Comme « cadeau de bienvenue » pour Emmanuel Macron, en visite à Marseille, François Missen revient sur sa ville d’adoption. Pour ce grand reporter, double lauréat du Prix Albert Londres et du Prix Pulitzer, Marseille n’est plus la cité phocéenne, mais le paradis des gangs, des rats et des magouilles. Un Bab-El-Oued français…

 

 

Me voici de retour à Marseille, « pour faire mes courses ».

Je mets des guillemets car l’expression n’est pas de moi, mais de Joseph Kessel, que j’ai eu le bonheur de rencontrer à la fin de sa vie. Il m’avait dit : « vous avez de la chance de travailler à Marseille. C’est un cadeau pour tout journaliste. La matière est inépuisable ». Il ne pouvait pas dire mieux : à Marseille, je me suis gavé… avec des histoires, des légendes, des braquages … J’ai vu une ville comme il en existe nulle part ailleurs.

 

Ma mémoire est un disque dur haute densité : il me suffit de rôder entre le Vieux Port et Castellane pour que reviennent les images tapies au fond de moi. Voici le Cours d’Estienne d’Orves, là où je rejoignais les copains pour une mominette au Péano. Inutile de chercher le parking géant qui se trouvait là : il a disparu.

 

Comme ces partisanes qui aguichaient le chaland, avec un vocabulaire dont elles étaient les seules à avoir le secret : « à mes melons bien frais, mes courgettes de mon jardin et mes tomates de Cavaillon », chantonnait Henriette, grande, ronde, capable de monter, seule, un piano au 6ème étage.
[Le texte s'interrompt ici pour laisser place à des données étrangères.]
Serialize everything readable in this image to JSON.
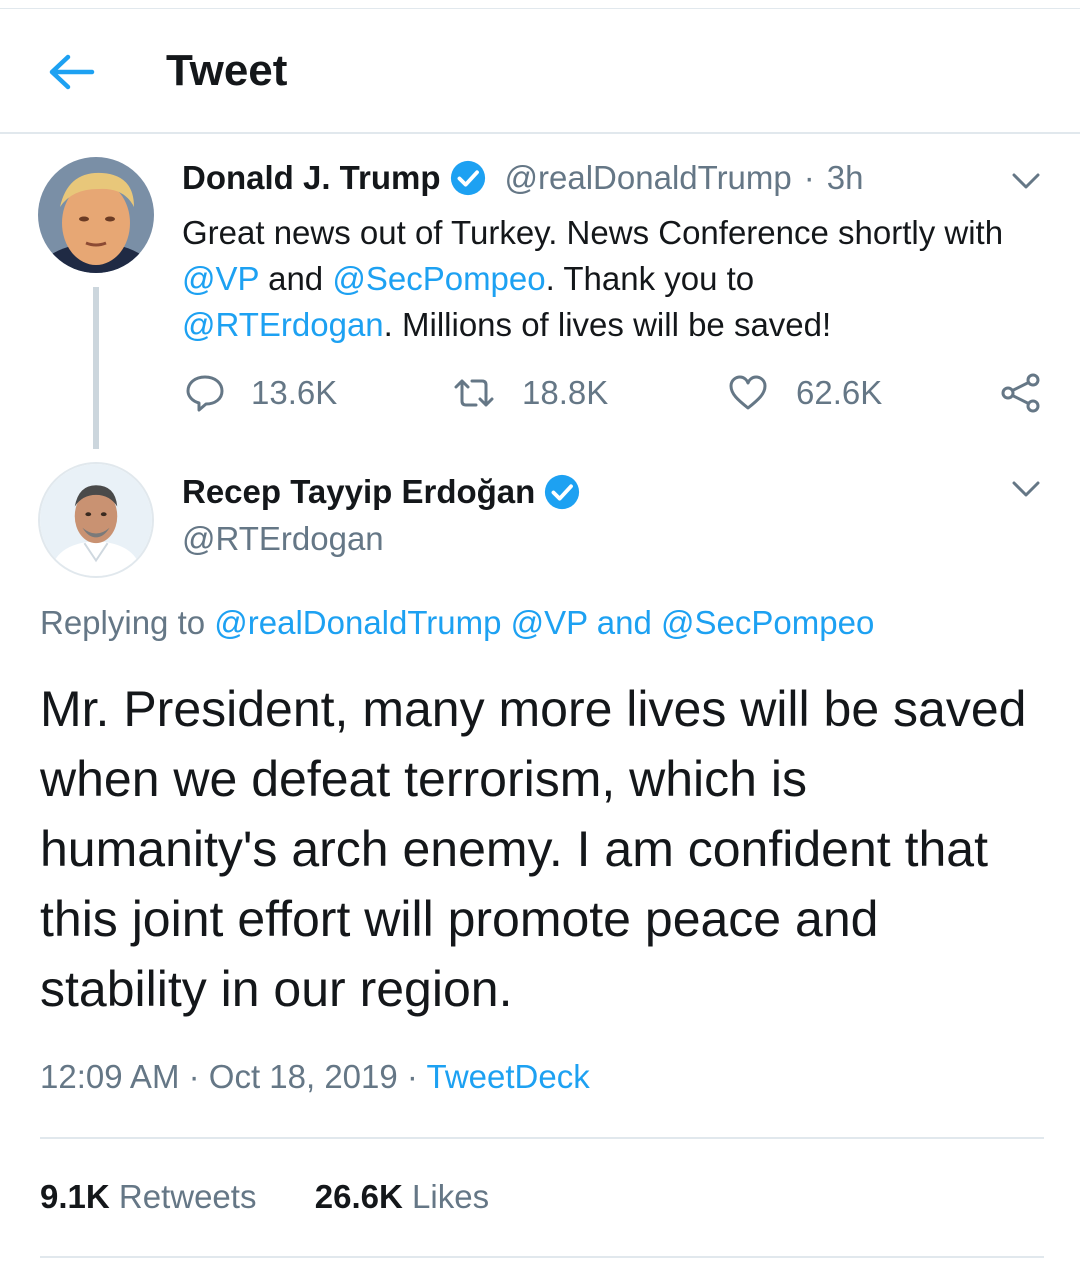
{
  "header": {
    "title": "Tweet",
    "back_icon": "back-arrow-icon"
  },
  "colors": {
    "accent": "#1da1f2",
    "secondary_text": "#657786",
    "primary_text": "#14171a",
    "divider": "#e1e8ed"
  },
  "parent_tweet": {
    "name": "Donald J. Trump",
    "handle": "@realDonaldTrump",
    "separator": "·",
    "time": "3h",
    "text": {
      "t1": "Great news out of Turkey. News Conference shortly with ",
      "m1": "@VP",
      "t2": " and ",
      "m2": "@SecPompeo",
      "t3": ". Thank you to ",
      "m3": "@RTErdogan",
      "t4": ". Millions of lives will be saved!"
    },
    "replies": "13.6K",
    "retweets": "18.8K",
    "likes": "62.6K"
  },
  "main_tweet": {
    "name": "Recep Tayyip Erdoğan",
    "handle": "@RTErdogan",
    "replying_prefix": "Replying to ",
    "replying_m1": "@realDonaldTrump",
    "replying_m2": "@VP",
    "replying_and": "and",
    "replying_m3": "@SecPompeo",
    "text": "Mr. President, many more lives will be saved when we defeat terrorism, which is humanity's arch enemy. I am confident that this joint effort will promote peace and stability in our region.",
    "time": "12:09 AM",
    "separator": "·",
    "date": "Oct 18, 2019",
    "source": "TweetDeck",
    "retweets_count": "9.1K",
    "retweets_label": "Retweets",
    "likes_count": "26.6K",
    "likes_label": "Likes"
  }
}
Entre deux clients, elle rangeait son cageot et venait soulager sa vessie au bar. Selon son accoutrement, avec ou sans son mentaux en fourrure, sa carcasse de chair se coinçait souvent à l’entrée des toilettes.

 

Alors ? Des gros bras compatissants – les peintres Ambrogiani, D’Orcino, Gianelli, journalistes et confrères parisiens en escale marseillaise – venait à la rescousse. Ils formaient un pack de rugbymen pour la pousser jusqu’à la tinette.

Ca talonnait fort …

Henriette n’ est plus là.

 

Ces années avaient de la moelle. De la couleur, du vocabulaire, des décibels. Mais aussi des habitudes plus ou moins insolites. Comme les passares : des colis de papier journal, ficelés autour d’un restant de spaghettis et d’une écorce de pastèque : ils volaient comme des drones incontrôlés dans les rues de la ville et sur la tête des passants.

 

Une nuit d’été, j’en étais moi-même la victime collatérale.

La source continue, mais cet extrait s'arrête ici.